An Ostern einen Western!
Ein Gedicht von
Micha Schneider
Aus allen Ritzen und auch Rohren,
aus Mündern, Augen und den Poren,
aus allen Öfen und aus Toastern
die Botschaft kündet: Es ist Ostern!
Schon läuft im Fernsehen „Ben Hur“,
auch „Das Gewand“ mit Vic Mature.
Und Werbung wird nur dann gesendet,
wenn sich der Film zur Spannung wendet.
Wenn eine Szene rührt zu Tränen,
folgt Werbung für ein Bett der Dänen.
Noch während Sklaven filmisch leiden,
zeigt man uns, wie wir Schweiß vermeiden.
Sogar die Szene mit den Kreuzen
wird unterbrochen durch ein Schneuzen:
Sehr passend lobt man Nasentücher,
danach ganz neue Krimibücher.
Die beste Zeit für Werbepausen
ist offenbar, wenn wir uns grausen
und jede Störung gern vermeiden,
wenn wir mit Filmschauspielern leiden.
Dann unterbrechen bunte Smarties
Neros Gesänge in „Quo vadis“.
Dazu paßt auch ein Jägermeister,
sehr oft gefolgt von Propers Meister.
Das Fernseh’n und Dramaturgie –
zusammen passen die wohl nie!
Wenn alle Klassiker – wie gestern –
gesendet wurden, zeigt man Western.
An Ostern also einen Western,
zumeist Italo-Schnee von gestern
mit Terence Hill und Spencers Bud –
nur alte Schinken über Sat.
Es sind die selben wie vor Wochen –
doch schlimmer ist das Fernseh-Kochen:
Wenn Lichter labert, Lafer lacht,
dann stöhnt der Herr: „Es ist vollbracht!

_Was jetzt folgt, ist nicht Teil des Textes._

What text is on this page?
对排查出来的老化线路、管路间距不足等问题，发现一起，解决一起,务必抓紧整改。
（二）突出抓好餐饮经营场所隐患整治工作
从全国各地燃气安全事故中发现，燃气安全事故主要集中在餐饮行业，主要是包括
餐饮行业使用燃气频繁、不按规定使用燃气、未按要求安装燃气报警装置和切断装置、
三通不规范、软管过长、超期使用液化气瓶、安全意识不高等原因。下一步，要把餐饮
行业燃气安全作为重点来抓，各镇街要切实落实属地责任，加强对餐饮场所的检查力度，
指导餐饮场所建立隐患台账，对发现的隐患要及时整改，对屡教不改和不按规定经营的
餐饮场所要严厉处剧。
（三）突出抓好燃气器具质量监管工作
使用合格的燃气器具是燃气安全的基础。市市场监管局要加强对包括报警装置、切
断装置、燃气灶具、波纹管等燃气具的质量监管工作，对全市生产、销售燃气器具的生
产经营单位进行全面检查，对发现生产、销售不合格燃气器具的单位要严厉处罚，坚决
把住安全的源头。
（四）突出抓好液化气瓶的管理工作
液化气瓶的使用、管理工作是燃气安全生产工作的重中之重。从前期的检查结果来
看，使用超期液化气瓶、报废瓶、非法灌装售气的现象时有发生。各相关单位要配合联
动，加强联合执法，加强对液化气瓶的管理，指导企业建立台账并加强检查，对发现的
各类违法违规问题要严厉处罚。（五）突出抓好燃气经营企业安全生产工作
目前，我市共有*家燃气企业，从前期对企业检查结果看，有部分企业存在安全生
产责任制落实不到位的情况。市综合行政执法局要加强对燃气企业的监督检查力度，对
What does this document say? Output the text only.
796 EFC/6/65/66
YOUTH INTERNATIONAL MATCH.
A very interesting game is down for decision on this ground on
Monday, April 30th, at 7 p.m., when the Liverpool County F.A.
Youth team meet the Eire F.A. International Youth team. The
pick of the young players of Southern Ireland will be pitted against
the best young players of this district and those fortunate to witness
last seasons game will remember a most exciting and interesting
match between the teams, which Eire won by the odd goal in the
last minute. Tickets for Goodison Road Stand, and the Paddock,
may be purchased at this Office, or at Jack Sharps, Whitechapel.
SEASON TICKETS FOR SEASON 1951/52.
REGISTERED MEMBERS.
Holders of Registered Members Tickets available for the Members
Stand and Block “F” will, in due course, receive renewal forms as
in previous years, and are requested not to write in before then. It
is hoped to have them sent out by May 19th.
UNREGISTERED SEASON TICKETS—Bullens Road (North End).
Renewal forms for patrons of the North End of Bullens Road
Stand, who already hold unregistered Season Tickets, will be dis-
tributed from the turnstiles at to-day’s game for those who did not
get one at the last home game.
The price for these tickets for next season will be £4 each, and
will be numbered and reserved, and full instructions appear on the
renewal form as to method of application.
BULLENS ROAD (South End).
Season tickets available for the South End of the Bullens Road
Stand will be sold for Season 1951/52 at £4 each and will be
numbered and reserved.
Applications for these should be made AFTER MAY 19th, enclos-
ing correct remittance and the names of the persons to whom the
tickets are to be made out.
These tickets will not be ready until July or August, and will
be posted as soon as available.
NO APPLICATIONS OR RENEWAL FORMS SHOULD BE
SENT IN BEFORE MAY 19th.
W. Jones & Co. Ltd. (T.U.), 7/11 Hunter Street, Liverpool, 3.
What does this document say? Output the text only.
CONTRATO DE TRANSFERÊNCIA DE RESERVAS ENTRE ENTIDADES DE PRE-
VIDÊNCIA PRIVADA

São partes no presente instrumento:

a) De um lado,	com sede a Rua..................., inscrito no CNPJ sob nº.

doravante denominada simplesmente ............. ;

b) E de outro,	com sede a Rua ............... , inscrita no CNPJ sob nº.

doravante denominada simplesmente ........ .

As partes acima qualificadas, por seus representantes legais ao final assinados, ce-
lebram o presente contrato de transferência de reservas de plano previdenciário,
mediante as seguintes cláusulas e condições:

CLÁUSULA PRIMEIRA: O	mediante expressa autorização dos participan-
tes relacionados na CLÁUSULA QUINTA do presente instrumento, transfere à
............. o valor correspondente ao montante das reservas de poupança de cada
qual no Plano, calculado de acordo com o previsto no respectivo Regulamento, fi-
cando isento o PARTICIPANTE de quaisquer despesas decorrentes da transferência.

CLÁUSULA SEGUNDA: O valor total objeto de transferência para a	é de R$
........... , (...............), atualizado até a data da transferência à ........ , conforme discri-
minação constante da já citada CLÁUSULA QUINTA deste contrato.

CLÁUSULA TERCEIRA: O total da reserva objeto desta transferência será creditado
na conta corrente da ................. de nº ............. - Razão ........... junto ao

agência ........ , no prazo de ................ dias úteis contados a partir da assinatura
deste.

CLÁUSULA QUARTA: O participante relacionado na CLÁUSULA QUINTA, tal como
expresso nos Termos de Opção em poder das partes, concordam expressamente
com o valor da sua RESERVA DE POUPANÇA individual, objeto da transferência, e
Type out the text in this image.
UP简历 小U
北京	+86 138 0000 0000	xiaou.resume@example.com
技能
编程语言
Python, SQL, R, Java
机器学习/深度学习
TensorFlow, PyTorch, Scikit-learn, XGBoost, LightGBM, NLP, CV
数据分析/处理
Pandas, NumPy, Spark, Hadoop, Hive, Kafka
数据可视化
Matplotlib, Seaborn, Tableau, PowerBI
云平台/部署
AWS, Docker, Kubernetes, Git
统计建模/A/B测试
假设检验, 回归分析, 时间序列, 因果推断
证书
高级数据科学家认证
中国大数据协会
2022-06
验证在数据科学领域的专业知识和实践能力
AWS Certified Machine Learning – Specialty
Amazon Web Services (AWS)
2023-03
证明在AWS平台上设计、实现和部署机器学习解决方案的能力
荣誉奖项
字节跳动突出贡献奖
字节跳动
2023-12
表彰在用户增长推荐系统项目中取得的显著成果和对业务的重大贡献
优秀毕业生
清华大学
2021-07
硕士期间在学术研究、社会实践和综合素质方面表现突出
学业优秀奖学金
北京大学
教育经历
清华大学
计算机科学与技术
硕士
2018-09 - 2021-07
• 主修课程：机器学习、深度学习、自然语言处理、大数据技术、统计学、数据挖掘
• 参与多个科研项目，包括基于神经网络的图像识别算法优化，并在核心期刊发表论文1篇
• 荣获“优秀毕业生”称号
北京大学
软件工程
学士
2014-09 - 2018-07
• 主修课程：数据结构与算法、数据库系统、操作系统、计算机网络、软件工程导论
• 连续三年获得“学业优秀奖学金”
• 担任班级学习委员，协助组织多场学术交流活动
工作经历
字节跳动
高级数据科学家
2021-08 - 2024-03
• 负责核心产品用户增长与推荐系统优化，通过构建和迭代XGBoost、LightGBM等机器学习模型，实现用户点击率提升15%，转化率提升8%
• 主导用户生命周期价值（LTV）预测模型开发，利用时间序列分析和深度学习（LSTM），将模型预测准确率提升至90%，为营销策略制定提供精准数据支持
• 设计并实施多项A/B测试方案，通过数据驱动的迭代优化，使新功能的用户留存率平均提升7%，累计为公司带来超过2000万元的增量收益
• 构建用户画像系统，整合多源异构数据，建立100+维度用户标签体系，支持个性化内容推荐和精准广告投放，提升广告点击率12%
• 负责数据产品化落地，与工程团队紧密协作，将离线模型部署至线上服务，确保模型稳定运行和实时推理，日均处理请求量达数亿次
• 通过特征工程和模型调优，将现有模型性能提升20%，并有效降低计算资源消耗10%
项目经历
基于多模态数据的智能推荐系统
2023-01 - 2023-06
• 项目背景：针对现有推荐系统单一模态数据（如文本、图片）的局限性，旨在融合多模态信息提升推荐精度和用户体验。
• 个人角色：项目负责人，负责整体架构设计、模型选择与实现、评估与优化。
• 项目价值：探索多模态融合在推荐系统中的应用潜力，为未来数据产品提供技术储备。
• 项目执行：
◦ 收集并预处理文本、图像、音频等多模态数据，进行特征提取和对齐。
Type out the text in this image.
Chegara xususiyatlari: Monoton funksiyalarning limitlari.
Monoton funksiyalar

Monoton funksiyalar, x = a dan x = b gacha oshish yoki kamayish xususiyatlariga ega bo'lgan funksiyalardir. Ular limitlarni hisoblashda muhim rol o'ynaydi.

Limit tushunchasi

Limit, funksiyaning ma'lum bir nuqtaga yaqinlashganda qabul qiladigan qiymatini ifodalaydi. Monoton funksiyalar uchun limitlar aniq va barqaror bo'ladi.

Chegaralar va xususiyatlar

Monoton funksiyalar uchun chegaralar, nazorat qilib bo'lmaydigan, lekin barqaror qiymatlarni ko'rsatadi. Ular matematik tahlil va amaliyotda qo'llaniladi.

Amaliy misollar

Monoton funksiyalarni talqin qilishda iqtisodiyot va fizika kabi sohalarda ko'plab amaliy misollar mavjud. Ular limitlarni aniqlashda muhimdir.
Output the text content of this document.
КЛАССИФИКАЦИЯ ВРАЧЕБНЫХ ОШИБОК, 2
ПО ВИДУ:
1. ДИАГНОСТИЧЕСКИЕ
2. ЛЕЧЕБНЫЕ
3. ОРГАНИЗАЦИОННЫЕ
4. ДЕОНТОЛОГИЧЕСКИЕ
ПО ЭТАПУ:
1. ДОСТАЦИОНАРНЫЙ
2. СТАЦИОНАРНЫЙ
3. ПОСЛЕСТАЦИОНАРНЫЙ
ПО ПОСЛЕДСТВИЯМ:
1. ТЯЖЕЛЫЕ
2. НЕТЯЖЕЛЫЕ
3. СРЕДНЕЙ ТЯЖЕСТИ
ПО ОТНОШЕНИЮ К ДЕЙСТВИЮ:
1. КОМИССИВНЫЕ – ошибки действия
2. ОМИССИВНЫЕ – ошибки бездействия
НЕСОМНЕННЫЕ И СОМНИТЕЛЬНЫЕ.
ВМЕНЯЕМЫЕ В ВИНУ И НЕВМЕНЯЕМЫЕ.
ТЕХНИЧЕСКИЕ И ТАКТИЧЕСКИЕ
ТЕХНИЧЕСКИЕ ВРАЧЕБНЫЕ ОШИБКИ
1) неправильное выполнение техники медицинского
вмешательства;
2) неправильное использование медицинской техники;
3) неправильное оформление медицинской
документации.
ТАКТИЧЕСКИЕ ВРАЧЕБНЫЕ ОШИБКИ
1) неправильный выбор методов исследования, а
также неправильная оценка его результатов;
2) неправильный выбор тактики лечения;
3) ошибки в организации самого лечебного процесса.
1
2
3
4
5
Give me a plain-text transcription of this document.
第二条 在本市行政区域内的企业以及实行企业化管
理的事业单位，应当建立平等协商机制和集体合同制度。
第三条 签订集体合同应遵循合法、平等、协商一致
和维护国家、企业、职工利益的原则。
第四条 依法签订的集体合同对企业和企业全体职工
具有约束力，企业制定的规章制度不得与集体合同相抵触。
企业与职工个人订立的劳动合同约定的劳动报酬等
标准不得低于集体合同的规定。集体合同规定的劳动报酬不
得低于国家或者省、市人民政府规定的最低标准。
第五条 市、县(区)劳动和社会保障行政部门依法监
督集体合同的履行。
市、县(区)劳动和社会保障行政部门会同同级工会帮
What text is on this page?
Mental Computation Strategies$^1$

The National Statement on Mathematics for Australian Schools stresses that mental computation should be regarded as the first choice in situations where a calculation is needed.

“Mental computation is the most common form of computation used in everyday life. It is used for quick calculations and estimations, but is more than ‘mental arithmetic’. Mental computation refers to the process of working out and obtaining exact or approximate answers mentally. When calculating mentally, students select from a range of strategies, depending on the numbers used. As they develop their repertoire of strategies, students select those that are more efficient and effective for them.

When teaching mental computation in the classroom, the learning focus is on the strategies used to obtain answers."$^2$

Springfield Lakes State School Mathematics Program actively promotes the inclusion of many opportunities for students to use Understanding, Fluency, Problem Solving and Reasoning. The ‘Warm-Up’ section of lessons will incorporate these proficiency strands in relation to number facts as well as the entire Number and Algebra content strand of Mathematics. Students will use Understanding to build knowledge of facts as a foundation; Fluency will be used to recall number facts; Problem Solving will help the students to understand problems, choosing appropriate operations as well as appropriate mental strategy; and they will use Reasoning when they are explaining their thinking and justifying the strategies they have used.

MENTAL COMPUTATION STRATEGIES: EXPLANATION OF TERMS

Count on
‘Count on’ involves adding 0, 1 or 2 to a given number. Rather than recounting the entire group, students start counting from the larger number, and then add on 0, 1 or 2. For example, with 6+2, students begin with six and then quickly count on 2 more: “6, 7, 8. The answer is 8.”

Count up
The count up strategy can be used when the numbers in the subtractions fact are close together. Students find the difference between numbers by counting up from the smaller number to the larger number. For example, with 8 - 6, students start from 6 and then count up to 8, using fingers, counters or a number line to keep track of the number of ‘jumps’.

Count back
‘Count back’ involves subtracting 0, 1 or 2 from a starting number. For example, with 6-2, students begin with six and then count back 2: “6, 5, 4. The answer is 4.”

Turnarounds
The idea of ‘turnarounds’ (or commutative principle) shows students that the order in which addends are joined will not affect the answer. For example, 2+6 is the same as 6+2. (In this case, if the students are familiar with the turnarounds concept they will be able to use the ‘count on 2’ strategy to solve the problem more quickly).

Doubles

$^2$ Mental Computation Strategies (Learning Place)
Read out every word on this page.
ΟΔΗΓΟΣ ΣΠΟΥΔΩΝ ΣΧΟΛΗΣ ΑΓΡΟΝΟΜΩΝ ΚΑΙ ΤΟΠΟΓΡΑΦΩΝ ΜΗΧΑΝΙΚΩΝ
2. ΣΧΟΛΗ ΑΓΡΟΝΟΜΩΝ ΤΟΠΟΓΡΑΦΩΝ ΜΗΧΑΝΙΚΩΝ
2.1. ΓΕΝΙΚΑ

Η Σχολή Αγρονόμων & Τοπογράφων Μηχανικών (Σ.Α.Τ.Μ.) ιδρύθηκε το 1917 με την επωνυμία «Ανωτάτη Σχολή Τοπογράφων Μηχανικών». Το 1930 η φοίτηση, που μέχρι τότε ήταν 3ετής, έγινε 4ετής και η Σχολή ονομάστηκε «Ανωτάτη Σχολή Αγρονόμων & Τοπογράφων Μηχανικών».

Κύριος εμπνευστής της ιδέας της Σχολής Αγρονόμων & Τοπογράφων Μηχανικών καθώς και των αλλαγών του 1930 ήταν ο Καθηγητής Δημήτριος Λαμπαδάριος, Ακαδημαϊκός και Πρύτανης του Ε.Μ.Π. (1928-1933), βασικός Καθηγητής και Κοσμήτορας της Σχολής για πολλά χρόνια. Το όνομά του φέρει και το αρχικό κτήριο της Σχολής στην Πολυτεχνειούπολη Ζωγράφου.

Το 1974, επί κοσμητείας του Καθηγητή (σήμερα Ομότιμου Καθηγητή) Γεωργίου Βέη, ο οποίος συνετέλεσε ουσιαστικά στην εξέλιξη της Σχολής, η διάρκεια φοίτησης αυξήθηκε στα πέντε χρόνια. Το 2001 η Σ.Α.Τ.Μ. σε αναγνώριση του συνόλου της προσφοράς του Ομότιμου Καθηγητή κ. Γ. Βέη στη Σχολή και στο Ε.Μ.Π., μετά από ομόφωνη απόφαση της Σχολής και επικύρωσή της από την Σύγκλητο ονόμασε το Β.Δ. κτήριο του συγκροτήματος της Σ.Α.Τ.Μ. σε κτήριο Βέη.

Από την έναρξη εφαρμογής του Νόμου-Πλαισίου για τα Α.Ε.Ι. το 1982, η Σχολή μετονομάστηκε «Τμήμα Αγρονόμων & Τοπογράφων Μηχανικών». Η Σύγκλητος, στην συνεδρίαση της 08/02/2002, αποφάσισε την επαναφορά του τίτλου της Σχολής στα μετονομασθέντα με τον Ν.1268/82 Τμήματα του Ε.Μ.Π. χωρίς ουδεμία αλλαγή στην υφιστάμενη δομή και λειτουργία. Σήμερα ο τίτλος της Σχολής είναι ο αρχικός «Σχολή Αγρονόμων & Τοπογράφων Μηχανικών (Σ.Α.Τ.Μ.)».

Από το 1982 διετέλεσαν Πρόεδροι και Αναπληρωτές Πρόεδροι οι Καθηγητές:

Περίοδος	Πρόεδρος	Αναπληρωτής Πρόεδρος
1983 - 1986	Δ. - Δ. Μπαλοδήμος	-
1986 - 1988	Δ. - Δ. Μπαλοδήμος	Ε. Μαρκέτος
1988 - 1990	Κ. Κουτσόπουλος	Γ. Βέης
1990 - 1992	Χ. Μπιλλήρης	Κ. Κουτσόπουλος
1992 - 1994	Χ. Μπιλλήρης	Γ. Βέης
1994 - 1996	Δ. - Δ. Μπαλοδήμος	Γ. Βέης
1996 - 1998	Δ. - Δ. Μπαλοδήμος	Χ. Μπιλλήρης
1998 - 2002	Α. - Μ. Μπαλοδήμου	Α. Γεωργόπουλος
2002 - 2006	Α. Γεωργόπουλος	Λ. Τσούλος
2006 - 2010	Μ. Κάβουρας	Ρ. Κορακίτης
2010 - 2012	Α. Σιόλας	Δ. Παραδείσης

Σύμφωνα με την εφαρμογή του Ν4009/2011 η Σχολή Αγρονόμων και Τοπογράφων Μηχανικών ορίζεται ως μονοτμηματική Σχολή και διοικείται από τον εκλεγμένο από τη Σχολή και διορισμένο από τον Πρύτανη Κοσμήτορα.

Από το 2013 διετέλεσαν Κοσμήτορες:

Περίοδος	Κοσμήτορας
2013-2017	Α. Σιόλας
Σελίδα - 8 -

Ich hänge hier am Kreuz und leide,
dort sucht ein Bauer auf der Weide
die Frau, die anderswo getauscht,
während man sonstwo Köchen lauscht.
Die Köche kochen Sauerkraut,
derweil Bud Spencer um sich haut,
dann wird ein Deo angepriesen,
danach ein Schnupftuch gegen Niesen.
Du liebe gläubige Gemeinde:
Die allerschlimmsten aller Feinde
sind nicht die Römer, nicht Buds Kracher –
es sind allein die Fernsehmacher!“
So spricht der Herr von seinem Kreuze,
fragt um ein Tuch, worin er schneuze,
trinkt aus dem Gral ’nen Jägermeister
und schwebt genervt ins Land der Geister.